The invention provides a method for preparing a pemetrexed disodium 2.5 water crystal. The method comprises the following steps of: (1) dissolving a raw material, namely pemetrexed disodium in water; (2) dropwise adding the aqueous solution of the pemetrexed disodium into an organic solvent which can be miscible with the water, and crystallizing; and (3) filtering, collecting a filter cake, and drying to obtain a target product. The preparation method is high in controllability, easy and convenient to operate, high in repeatability, high in production yield, and stable in crystal form and industrial production is easy to implement, and special equipment is not required.
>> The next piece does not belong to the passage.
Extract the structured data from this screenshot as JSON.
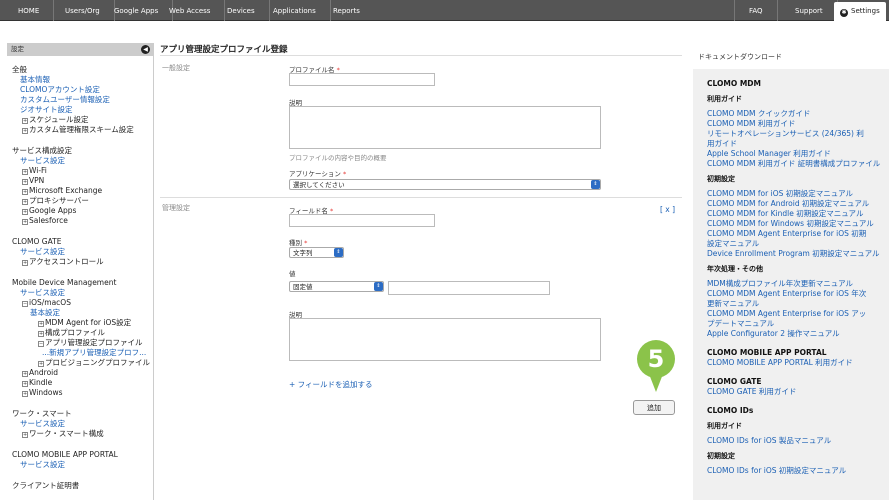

The invention relates to an anti-cancer compound as a slow release injection which contains platinum compound and / or alkyl agent, formed by slow release micro ball and solvent. The slow release micro ball comprises the anti-cancer effective components and slow release findings, selected from platinum compound of kpeitabing, peimeiquse, caplatinum, or jxitabing and / or alkyl agent, the solvent is a common solvent or a special solvent with suspending agent, while the viscosity of suspending agent is 100cp-3000cp (at 20-30Deg. C), selected from carboxymethyl cellulose, the anti-cancer effective component is phosphoinositide 3-kinase restrainer and / or the phosphoinositide 3-kinase restrainer booster selected from self-anti-cancer antibiotics and / or tetrazine drug, the slow release finding is selected from phosphate polyester as p (LAEG-EOP) or p (DAPG-EOP), or the polyester or mixture of phosphate, PLA, polyphenyl, PLGA, poly (erucic acid dimmer-sebacic acid) or poly (fumaric acid-sebacic acid), and the alkyl agent is selected from ranimustine or the like. The anti-cancer compound can be made as slow release plant agent, to inject cancer or around cancer to hold the effective drug density for more than 60 days, while it can significantly reduce the general reaction of drug and selectively strengthen the effect of non-surgery treatments as chemotherapy or the like.

The invention relates to a slow release injection which contains antimetabolite and / or alkyl agent, formed by slow release micro ball and solvent. The slow release micro ball comprises the anti-cancer effective components selected from platinum compound of kpeitabing, peimeiquse, caplatinum, or jxitabing and / or alkyl agent, the solvent is a common solvent or a special solvent with suspending agent, while the viscosity of suspending agent is 100cp-3000cp (at 20-30Deg. C), selected from carboxymethyl cellulose, the slow release finding is selected from phosphate polyester as p (LAEG-EOP) or p (DAPG-EOP), or the polyester or mixture of phosphate, PLA, polyphenyl, PLGA, poly (erucic acid dimmer-sebacic acid) or poly (fumaric acid-sebacic acid), and the alkyl agent is selected from ranimustine or the like. The anti-cancer compound can be made as slow release plant agent, to inject cancer or around cancer to hold the effective drug density for more than 50 days, while it can significantly reduce the general reaction of drug and selectively strengthen the effect of non-surgery treatments as chemotherapy or the like.

The present invention relates to a long term storage stable multi-dose ready-to use or ready-to dilute pharmaceutical liquid formulation comprising pemetrexed or a pharmaceutically acceptable salt thereof, an antioxidant, a preservative, a buffering agent, and a pharmaceutically acceptable fluid. The invention also relates to a process of preparing the formulation, a kit and a method of treatment of patients having lung cancer by administering the pharmaceutical formulation to a subject in need thereof.